4. Ensure Ollama is installed and running:

```bash
# Install Ollama (if not already installed)
curl -fsSL https://ollama.com/install.sh | sh

# Start Ollama server
ollama serve
```

5. Pull the necessary models:

```bash
ollama pull llama3.2
```

## Usage

### Web Interface

Run the Gradio demo:

```bash
uv run gradio_demo.py
```

The web interface will be available at `http://localhost:7860`.

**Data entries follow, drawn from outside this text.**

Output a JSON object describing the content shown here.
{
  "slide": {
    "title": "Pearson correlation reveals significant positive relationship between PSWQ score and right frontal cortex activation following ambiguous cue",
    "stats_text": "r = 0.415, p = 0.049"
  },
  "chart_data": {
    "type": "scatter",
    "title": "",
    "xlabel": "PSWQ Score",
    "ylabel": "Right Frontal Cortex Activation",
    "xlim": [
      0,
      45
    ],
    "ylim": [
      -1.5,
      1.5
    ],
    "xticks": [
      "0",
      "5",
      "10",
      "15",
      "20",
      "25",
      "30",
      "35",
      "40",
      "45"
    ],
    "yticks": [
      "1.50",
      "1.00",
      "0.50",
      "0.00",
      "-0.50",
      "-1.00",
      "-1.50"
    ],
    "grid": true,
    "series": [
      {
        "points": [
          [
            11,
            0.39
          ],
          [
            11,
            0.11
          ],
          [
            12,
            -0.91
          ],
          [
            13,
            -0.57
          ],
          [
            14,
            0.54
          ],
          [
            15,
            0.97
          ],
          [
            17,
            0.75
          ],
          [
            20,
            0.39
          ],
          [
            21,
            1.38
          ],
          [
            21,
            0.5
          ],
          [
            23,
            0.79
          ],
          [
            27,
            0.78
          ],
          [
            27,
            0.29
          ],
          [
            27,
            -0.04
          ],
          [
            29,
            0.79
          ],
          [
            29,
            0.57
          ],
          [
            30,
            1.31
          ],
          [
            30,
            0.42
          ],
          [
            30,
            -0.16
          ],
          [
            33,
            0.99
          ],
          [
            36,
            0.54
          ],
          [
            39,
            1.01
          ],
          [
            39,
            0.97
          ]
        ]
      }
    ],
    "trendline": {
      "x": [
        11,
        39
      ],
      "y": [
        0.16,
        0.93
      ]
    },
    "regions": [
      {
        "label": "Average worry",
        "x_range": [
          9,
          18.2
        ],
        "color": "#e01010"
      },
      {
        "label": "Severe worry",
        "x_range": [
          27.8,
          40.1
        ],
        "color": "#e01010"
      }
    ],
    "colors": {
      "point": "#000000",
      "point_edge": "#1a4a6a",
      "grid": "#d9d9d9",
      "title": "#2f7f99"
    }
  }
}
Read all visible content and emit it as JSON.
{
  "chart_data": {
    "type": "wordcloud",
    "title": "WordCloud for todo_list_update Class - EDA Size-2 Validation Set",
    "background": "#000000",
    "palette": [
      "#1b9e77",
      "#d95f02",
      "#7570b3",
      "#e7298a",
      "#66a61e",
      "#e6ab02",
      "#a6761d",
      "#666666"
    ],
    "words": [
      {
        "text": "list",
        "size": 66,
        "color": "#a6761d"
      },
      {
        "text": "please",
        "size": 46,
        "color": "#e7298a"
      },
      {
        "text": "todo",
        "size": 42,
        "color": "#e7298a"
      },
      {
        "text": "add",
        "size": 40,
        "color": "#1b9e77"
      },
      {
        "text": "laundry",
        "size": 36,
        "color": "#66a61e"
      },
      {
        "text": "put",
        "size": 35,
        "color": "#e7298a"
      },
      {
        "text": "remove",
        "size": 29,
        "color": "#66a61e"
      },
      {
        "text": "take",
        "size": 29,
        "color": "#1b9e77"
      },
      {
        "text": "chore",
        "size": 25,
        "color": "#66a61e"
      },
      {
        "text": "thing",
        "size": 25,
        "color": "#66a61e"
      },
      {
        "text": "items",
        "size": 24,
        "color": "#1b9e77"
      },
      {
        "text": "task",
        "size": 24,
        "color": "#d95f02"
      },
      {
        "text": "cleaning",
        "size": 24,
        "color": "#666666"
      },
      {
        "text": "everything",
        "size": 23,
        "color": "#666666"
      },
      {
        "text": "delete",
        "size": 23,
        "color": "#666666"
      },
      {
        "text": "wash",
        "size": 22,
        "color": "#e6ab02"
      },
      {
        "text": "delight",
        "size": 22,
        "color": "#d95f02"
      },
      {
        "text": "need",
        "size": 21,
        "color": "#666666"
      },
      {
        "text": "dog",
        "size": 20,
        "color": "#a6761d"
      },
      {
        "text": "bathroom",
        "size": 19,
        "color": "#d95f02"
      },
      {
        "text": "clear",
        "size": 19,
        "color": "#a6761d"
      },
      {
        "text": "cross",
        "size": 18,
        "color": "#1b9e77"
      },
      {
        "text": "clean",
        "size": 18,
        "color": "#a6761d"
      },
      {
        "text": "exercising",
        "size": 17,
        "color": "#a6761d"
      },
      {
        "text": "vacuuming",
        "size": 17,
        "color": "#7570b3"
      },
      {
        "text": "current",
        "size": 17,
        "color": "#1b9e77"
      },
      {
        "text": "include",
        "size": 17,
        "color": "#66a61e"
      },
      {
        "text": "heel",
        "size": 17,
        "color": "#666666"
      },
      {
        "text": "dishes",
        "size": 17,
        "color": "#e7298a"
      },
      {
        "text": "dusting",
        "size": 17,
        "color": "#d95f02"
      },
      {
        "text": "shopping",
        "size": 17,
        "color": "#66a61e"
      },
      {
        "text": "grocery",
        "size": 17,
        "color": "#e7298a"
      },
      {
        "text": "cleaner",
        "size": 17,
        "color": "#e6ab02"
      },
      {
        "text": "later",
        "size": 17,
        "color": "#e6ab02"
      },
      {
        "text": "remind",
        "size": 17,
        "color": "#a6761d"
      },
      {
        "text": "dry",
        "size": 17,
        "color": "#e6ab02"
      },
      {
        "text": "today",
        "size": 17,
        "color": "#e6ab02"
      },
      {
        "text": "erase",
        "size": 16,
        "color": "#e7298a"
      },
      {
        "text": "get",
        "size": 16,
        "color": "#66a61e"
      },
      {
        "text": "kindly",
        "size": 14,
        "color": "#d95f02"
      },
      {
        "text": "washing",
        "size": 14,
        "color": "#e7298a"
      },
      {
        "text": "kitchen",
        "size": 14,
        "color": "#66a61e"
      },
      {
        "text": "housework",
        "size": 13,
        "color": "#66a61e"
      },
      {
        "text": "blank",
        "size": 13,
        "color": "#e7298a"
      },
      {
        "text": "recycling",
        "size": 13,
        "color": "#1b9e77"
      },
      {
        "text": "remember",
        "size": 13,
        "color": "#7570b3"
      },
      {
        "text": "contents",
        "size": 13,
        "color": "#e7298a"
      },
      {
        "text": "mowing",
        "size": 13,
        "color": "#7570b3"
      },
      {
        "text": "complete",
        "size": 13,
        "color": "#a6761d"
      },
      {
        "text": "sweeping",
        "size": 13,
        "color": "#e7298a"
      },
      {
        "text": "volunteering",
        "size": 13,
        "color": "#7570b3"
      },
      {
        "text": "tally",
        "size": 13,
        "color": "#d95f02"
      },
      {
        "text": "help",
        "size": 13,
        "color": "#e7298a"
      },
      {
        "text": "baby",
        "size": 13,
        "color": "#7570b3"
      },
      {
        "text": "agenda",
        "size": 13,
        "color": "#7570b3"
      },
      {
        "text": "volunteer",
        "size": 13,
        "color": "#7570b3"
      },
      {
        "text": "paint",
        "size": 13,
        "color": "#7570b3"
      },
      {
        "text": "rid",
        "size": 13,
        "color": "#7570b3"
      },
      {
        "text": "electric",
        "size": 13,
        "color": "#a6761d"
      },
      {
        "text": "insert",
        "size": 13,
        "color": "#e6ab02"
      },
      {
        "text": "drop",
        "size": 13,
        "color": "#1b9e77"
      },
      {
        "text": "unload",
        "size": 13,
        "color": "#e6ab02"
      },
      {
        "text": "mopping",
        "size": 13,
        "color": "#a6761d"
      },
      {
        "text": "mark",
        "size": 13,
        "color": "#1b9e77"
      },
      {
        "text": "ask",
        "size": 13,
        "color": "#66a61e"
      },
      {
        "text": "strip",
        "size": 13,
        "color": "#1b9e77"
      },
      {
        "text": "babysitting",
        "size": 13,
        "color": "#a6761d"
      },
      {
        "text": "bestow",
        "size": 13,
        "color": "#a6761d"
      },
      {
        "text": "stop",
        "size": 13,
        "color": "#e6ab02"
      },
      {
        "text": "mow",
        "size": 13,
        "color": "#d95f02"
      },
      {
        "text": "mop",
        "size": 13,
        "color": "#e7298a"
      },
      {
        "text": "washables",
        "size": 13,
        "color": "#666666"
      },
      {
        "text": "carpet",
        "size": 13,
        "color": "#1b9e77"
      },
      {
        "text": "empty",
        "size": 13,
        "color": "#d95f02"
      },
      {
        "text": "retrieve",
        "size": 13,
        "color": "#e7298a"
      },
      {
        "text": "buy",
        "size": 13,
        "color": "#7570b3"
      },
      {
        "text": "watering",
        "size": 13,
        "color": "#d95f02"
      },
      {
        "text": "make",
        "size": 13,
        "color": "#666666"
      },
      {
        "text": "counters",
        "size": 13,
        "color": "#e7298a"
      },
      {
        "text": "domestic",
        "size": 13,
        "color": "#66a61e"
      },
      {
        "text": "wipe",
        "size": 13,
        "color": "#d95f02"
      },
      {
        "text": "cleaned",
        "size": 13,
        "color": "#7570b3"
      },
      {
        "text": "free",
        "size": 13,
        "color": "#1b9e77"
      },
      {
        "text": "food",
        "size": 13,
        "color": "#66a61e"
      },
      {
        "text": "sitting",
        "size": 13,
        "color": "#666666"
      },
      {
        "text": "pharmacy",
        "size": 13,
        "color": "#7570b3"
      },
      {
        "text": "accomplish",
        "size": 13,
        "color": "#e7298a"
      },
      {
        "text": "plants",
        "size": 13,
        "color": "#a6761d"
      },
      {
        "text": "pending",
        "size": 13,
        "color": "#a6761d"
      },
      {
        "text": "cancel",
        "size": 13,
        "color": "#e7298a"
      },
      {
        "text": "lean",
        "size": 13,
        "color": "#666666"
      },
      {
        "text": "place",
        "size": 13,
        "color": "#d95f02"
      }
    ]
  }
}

Sample questions you can ask:

- "What's the cheapest laptop?"
- "Show me products under $100"
- "Which products have discounts?"
- "What are the newest products?"
- "Which headphones have noise cancellation?"
- "Compare Apple and Samsung products"

### Command-line Demo

Run the CLI demo:

```bash
uv run rag_demo.py
```

The CLI demo offers three modes:

1. **Sample Queries**: See the system answer preset questions in categories like Price & Value, Brands & Categories, Ratings & Features, and Availability & Release
2. **Interactive Mode**: Ask your own questions about the product catalog
3. **Behind the Scenes**: Learn how RAG works with a step-by-step walkthrough

## How It Works

This system uses a hybrid approach to answer questions about product data:

1. **Vector Embeddings**: The system creates mathematical representations of your product data
2. **Semantic Search**: When you ask a question, it finds the most relevant products
3. **LLM Generation**: It uses a language model to create a natural language answer

### Smart Direct Data Analysis

For specific types of queries, the system uses direct data analysis instead of relying solely on the LLM:

- **Price Queries**: Finds cheapest/most expensive products, products in specific price ranges
- **Rating Analysis**: Identifies highest-rated products by category or overall
- **Discount Detection**: Analyzes products on sale with discount percentages
- **Inventory Status**: Reports on stock levels and availability
- **Release Date Analysis**: Identifies newest products or products from specific time periods
- **Feature Search**: Finds products with specific features mentioned in the query

This hybrid approach ensures accurate, detailed answers while maintaining the flexibility of natural language understanding.

## Product Data Format

The system works best with CSV files containing product information. The enhanced version supports the following fields:

- **Basic Fields**: name, price, description, category, brand, rating
- **Advanced Fields**: stock, release_date, discount_percent, features

Example row:

```
"MacBook Pro M3",1799,"Powerful laptop with M3 chip...",Laptop,Apple,4.9,15,2023-11-07,0,"AI-optimized,Thunderbolt 4,120Hz display"
```

## Known Limitations

1. **Numerical Analysis**:

- Pure RAG approaches may struggle with precise numerical comparisons
- The system uses direct data analysis for data-specific queries to ensure accuracy
- Complex multi-step numerical reasoning may still be challenging

2. **LLM Limitations**:

- Local LLMs may have limited context window sizes
- The quality of answers depends on the richness of your product data

3. **Data Requirements**:
- The system works best with structured CSV data
- Missing or inconsistent data may affect answer quality
- Large datasets may require more processing time

## Contributing

Contributions are welcome! Please feel free to submit a Pull Request to the [GitHub repository](https://github.com/loftwah/langchain-csv).

## License

This project is licensed under the MIT License - see the LICENSE file for details.